Roche and Shire are taking their hemophilia battle across the pond.
Following Shire’s EU approval for Adynovi last week, Roche has nabbed a European approval recommendation for Hemlibra, a first-in-class hemophilia A medication that analysts expect to reach blockbuster heights.
While the highly anticipated product is still waiting for an approval, it’s been available in one country on the continent since early this month, when the U.K.’s Medicines and Healthcare Regulatory Agency granted a positive opinion under its early-access program.
In the U.S., Hemlibra snagged its go-ahead in mid-November, putting Shire and its hemophilia franchise—which came over in its 2016, $32 billion Baxalta buy—on notice. Right now, Hemlibra is approved to treat only those hemophilia A patients who have developed factor VIII-inhibiting antibodies. But some industry watchers are predicting big things—think $5 billion in annual sales, Jefferies analysts say—if the drug can move into the larger, noninhibitor population.

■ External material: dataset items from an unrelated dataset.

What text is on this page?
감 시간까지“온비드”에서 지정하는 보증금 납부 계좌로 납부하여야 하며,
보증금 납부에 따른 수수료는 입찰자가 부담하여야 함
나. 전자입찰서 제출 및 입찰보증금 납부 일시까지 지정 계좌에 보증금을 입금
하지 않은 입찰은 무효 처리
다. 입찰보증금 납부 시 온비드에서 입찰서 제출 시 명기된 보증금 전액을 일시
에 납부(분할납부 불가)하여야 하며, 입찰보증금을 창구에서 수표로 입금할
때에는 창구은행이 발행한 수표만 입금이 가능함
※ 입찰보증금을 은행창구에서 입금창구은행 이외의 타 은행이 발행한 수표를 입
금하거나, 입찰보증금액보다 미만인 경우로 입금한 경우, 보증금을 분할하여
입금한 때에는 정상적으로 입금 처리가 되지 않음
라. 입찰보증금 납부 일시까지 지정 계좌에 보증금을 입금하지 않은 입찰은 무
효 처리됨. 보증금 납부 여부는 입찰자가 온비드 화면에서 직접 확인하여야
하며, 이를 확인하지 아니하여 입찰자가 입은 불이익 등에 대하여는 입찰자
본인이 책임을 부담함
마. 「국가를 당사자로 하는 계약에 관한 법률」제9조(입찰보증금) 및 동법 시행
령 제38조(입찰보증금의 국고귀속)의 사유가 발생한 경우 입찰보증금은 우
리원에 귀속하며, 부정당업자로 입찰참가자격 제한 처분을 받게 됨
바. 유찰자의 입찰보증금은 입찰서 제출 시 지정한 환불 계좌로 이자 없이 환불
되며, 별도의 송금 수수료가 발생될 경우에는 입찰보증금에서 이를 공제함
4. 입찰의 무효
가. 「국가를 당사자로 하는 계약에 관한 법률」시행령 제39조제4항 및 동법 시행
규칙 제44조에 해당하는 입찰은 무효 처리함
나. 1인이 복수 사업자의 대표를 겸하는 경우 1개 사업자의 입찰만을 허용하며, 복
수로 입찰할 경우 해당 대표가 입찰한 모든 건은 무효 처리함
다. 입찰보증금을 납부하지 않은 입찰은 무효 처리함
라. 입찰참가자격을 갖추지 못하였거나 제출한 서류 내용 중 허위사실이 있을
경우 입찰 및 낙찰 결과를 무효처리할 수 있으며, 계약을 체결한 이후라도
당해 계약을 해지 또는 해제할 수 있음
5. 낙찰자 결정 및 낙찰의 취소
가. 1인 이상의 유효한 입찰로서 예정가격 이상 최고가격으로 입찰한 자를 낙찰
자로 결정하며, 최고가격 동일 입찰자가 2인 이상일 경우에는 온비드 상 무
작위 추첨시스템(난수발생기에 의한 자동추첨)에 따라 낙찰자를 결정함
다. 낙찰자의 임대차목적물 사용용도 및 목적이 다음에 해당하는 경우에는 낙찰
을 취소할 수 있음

Shire, for its part, doesn’t see factor VIII treatments such as Adynovi—called Adynovate in the U.S.—going away anytime soon, though. As CEO Flemming Ornskov figures, they "will still be part of the treatment options for patients, and in many cases, the foundation of their treatment,” he said in a December interview.
That’s certainly what the big biotech is hoping. Shire’s playing catch-up in the hemophilia arena to companies developing market-changing gene therapies and bispecific antibodies, a status Ornskov blames on Baxalta being “a bit starved for resources and innovation” before the buyout.